Our growing season has come to a close for 2018, so I wanted to reflect upon the many many weekends this year that we have filled our little studio to the brim with buckets and buckets of freshly harvested flowers from the farm for our delightful couples. I thought it might be fitting to share how we operate the studio, week to week.
Our studio is about as old as our home (circa 1880ish) and was used as the summer kitchen, then transformed into a storage shed of sorts when the luxuries of indoor plumbing and electricity were bestowed upon the property. When we decided to start offering wedding design services, I hardly even considered the building as suitable for a studio - it was so dark and depressing in there, filled with junk from previous owners, the windows covered in crappy wood paneling.
Nothing a little elbow grease and a paint sprayer can’t fix though.
We cleared it out, Brad built some large tables, I filled it with some vintage cabinets and shelving, installed some light fixtures I salvaged from an old shoe factory, and away we went.
Farm flowers are harvested Tuesday and Wednesday, we sort through our wholesale orders heading to the city for our florist friends, and I begin pulling buckets for our own weekend weddings.
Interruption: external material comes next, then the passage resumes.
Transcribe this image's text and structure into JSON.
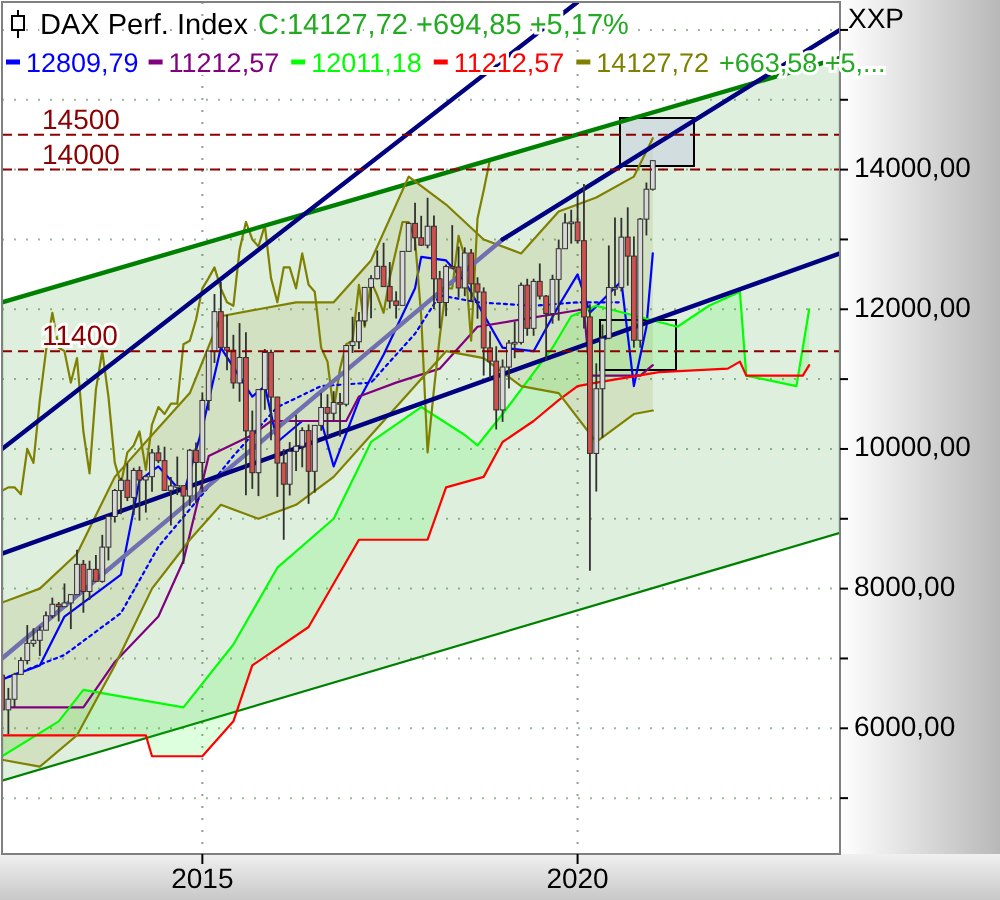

I also comb through the garden, looking for special ‘secret menu’ items - varieties of flowers that we are maybe testing out, and don’t have sufficient quantity to offer wholesale.
This year my favorites that we tried out and I only wished I had more were ‘creme brulee’ annual phlox (Phlox drummondii), 'Southern Charm’ verbascum, and ‘supercrest’ Celosia.
Rest assured, we will have no shortage of these charming beauties to share next year.
For a typical wedding, we begin designing on Thursday morning, first by assembling our ‘flower bar’ by color and texture, and snapping a photo because it’s always so beautiful. This is also where I take a quick sigh of relief, that the vision of the couple is being realized. I also can identify gaps in my color palette, or areas where we may need a little something-something, and one of us runs out to the garden to fetch some more stems.
A reasonable work day is important to me. We aim to start designing around 9AM, and cut off the work an hour before sunset, at the latest. I find I never create my best work when tired, I want to give my team the opportunity to take care of themselves and come back to the studio feeling refreshed and energized.
Also, artificial light is the pits.
Our workspace, our way of doing things, is ever-evolving. Many a-lesson has been learned, and always The Hard Way. Next year, we will be taking our studio on the road for several events, and if I have gleaned anything from our home base, it’s to have plans, procedures, and methods. This is creative work, however our medium requires specific skill sets to keep our flowers fresh and beautiful, and our minds clear and focused.